Denouncing people as sympathizers of one camp is enough to make them pariahs to the other, and it is the ease with which this tactic works that makes politics in Thailand so obnoxious. So potent is the stigma that many are afraid to criticize the junta for fear of being branded as one of the Red Shirts, supporters of Thaksin whose movement has been smothered by the military.

In Netiwit’s case, the establishment found it too easy to cast him as an agent of the Red Shirts, as some of his progressive stances and the Red Shirts’ agendas aligned, making him even more of a controversial figure. Divided public opinion of Netiwit explains why the university managed to be partisan without prompting a backlash.

This sort of petition backing Netiwit wasn’t the first – renowned scholars including Noam Chomsky signed one last year – but given the university’s total indifference to international pressure, it could be the last.

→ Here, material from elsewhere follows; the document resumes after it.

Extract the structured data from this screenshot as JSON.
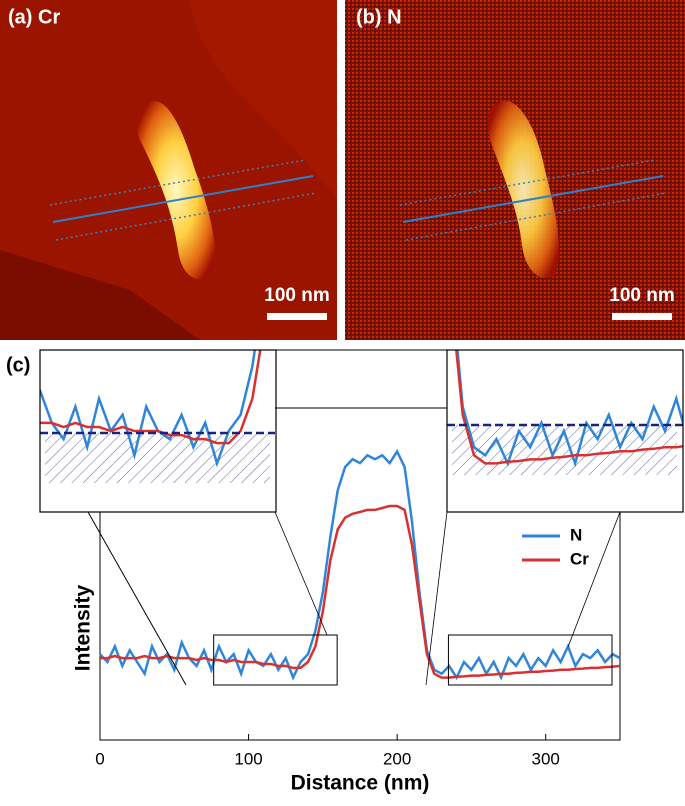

Since 1912, Thailand has seen 21 coups, one every five years on average. Coups happen so frequently that experiencing one first-hand is almost a rite of passage.

One year after the coup of 1991, I entered Chulalongkorn in the summer of 1992 as a freshman amid mass protest and a military crackdown that left scores of people dead. At that time, the current initiation ceremony, a heavily royalist affair where students prostrate on the ground in front of statues of two past kings and pledge their allegiance, did not exist. Neither did the fascist-tinged points system that serves no purpose other than to ensure conformity.

Chavalit Likitvivatanavong

Chavalit Likitvivatanavong lives in Bangkok. He holds a doctorate in computer science from University College Cork, Ireland.